Subspace estimation is coming to play an important role in a variety of modern signal processing applications. Various algorithms are proposed for efficiently tracking the principal singular values and the associated left (or right) singular vectors of successive data matrices formed from observations of a nonstationary signal in nonstationary noise. The ability to perform this tracking in real-time and with sufficient accuracy is required for many signal processing applications in technology areas such as communications, radar, sonar, and speech processing.
In some of these applications, the component of the data referred to as the “signal” may actually be nonstationary interference. The subspace of that interference signal may be tracked for the purpose of suppressing that particular interference, rather than enhancing the signal or estimating its parameters. An important attribute of these tracking algorithms is the ability to track the possibly changing dimension of the signal subspace.
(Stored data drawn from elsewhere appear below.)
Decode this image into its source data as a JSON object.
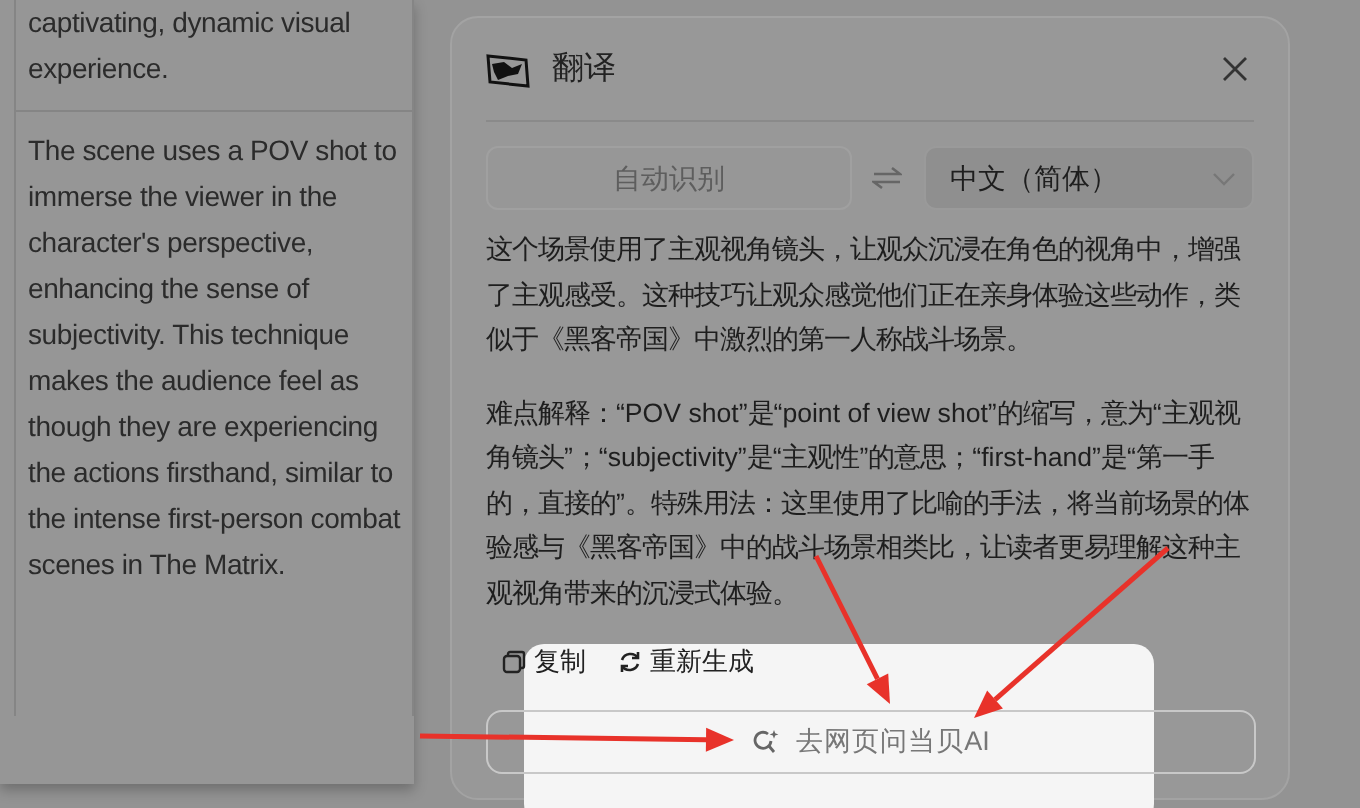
{
  "left_panel": {
    "cells": [
      {
        "text": "captivating, dynamic visual experience."
      },
      {
        "text": "The scene uses a POV shot to immerse the viewer in the character's perspective, enhancing the sense of subjectivity. This technique makes the audience feel as though they are experiencing the actions firsthand, similar to the intense first-person combat scenes in The Matrix."
      }
    ]
  },
  "dialog": {
    "title": "翻译",
    "source_language": {
      "label": "自动识别",
      "disabled": true
    },
    "target_language": {
      "label": "中文（简体）",
      "disabled": false
    },
    "paragraphs": [
      "这个场景使用了主观视角镜头，让观众沉浸在角色的视角中，增强了主观感受。这种技巧让观众感觉他们正在亲身体验这些动作，类似于《黑客帝国》中激烈的第一人称战斗场景。",
      "难点解释：“POV shot”是“point of view shot”的缩写，意为“主观视角镜头”；“subjectivity”是“主观性”的意思；“first-hand”是“第一手的，直接的”。特殊用法：这里使用了比喻的手法，将当前场景的体验感与《黑客帝国》中的战斗场景相类比，让读者更易理解这种主观视角带来的沉浸式体验。"
    ],
    "actions": [
      {
        "kind": "copy",
        "label": "复制"
      },
      {
        "kind": "regenerate",
        "label": "重新生成"
      }
    ],
    "ask_button": {
      "label": "去网页问当贝AI",
      "highlighted": true
    }
  }
}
Many subspace tracking algorithms are proposed in the literature, but each are associated with one or more problems. For example, the projection approximation subspace tracker (PAST) algorithm and its variant PASTd can be used for subspace tracking, and employ only basic arithmetic computations. However, PAST algorithms may not provide the desired level of accuracy. A rank-adaptive fast subspace tracking (FST) algorithm is also available. However, the FST algorithm does not estimate eigenvalues or singular values.
The fast approximate subspace tracking (FAST) algorithm and its variant FAST2 can be used for tracking singular values, singular vectors, and the dimension of a signal subspace through an overlapping sequence of data matrices. The speed and accuracy of the FAST algorithm appear to be superior or at least comparable to other algorithms such as the PAST and PASTd algorithms, FST algorithm, and the Prony-Lanczos (PL) algorithm. However, it is unclear how to implement an architecture that can address the unique computational elements of the FAST algorithm. Exacerbating this problem is that each of the computational elements should scale with the rank and size of the subspace.
Simply stated, there are no currently available solutions for real-time implementations of a subspace tracker. What is needed, therefore, is a real-time implementation of a subspace tracker.